Poor communication and breaking of bad news are consistently mentioned by patients and families as a cause of stress and dissatisfaction. Good communication builds trust, reduces uncertainty, and allows appropriate adjustment (practical and emotional) by patient and family, thus reducing psychological morbidity. Breaking bad news is not a single, isolated event. The process is ongoing and recurring, involving telling the diagnosis, updating the patient and family on changes and, possibly, preparing them for death.

Breaking bad news—a ten-step approach

This approach can be used as a general framework and adapted for specific situations. Remember, a patient has a right but not a duty to hear bad news.

1. Preparation: (know the facts; arrange the meeting; find out who the patient wants present).

2. Establish what the patient already knows (both doctors and family generally underestimate the level of patient's knowledge).

3. Establish whether the patient wants more information.

4. Allow denial (denial is a defence and a way of coping). Allow the patient to control the amount of information.

5. Give a warning shot (allows patient time to consider their own reactions and whether they feel able to ask for more information).

6. Explain (if requested—be clear and simple; avoid harsh statements; avoid medical jargon; check understanding; be as optimistic as possible).

7. Listen to concerns (avoid premature reassurance or excessive explanations).

8. Encourage ventilation of feelings (the key phases, as it conveys empathy).

9. Summarize and make a plan (reduces confusion and uncertainty; fosters hope).

10 Offer availability (communicating bad news is an ongoing process).

Formal counselling/psychological therapies

Some patients will need more formalized support—trained counsellors, social workers, hospital chaplains may provide this. Cognitive-behavioural and brief psychotherapeutic interventions are effective for more significant levels of anxiety or depression e.g. adjuvant psychological therapy.

Psychiatric interventions

When psychological interventions are inadequate, psychotropic medication may help. Drug therapy benefit 20-25% of cancer patients suffering significant anxiety and depression.

Support groups and information services

These can help to reduce the sense of alienation and isolation sometimes associated with cancer. They facilitate the sharing of experiences, the ventilation of feelings in a supportive environment, and the exchange of information about the physical, psychological, and social consequences of cancer and its treatment (e.g. Bristol Cancer Help Centre, Cancer BACUP, Cancerlink).

Support in death

Often it is the actual mode of death that patients fear rather than the fact of dying e.g. 'What will it be like?' or 'I'm afraid of dying in agony'. Patients need reassurance that any physical distress can be alleviated and that death is normally peaceful.

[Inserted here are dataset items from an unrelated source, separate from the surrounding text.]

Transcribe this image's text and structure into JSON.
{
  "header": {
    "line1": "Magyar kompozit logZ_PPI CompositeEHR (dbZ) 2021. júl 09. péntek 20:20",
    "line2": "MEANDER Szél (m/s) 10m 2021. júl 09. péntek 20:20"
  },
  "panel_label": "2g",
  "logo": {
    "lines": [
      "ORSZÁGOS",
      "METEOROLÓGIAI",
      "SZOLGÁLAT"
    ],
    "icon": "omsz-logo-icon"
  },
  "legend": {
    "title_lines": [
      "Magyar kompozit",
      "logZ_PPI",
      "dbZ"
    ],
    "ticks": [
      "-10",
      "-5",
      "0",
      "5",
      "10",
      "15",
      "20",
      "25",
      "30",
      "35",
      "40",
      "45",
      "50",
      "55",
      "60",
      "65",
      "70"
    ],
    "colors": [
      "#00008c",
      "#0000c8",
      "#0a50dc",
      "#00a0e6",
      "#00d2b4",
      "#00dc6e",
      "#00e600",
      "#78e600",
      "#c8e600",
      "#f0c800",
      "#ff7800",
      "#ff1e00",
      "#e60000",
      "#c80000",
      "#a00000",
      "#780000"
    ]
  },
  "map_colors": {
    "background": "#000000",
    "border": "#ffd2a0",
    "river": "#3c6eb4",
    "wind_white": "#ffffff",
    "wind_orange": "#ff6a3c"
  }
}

Issues of spirituality may be important for individual patients and religious ritual should be facilitated where possible. Doctors need to be sensitive to psychological distress (a sense of hopelessness, despair, meaninglessness; questions such as 'why me?') as it often masks intractable, distressing, physical symptoms (e.g. pain).

During final hours, patients should never be left alone to feel isolated or abandoned. Families need to be involved, and this includes children; they need to be kept updated on changes and encouraged to be present. Good care of a patient's family will reduce the likelihood of complicated bereavement. If the family can't be there, a member of staff should sit with the patient.

Staff stress

Supporting cancer patients is stressful to the health professionals involved. Staff also need support structures (including training in communication skills, as well as direct supportive measures such as counselling and relaxation therapies).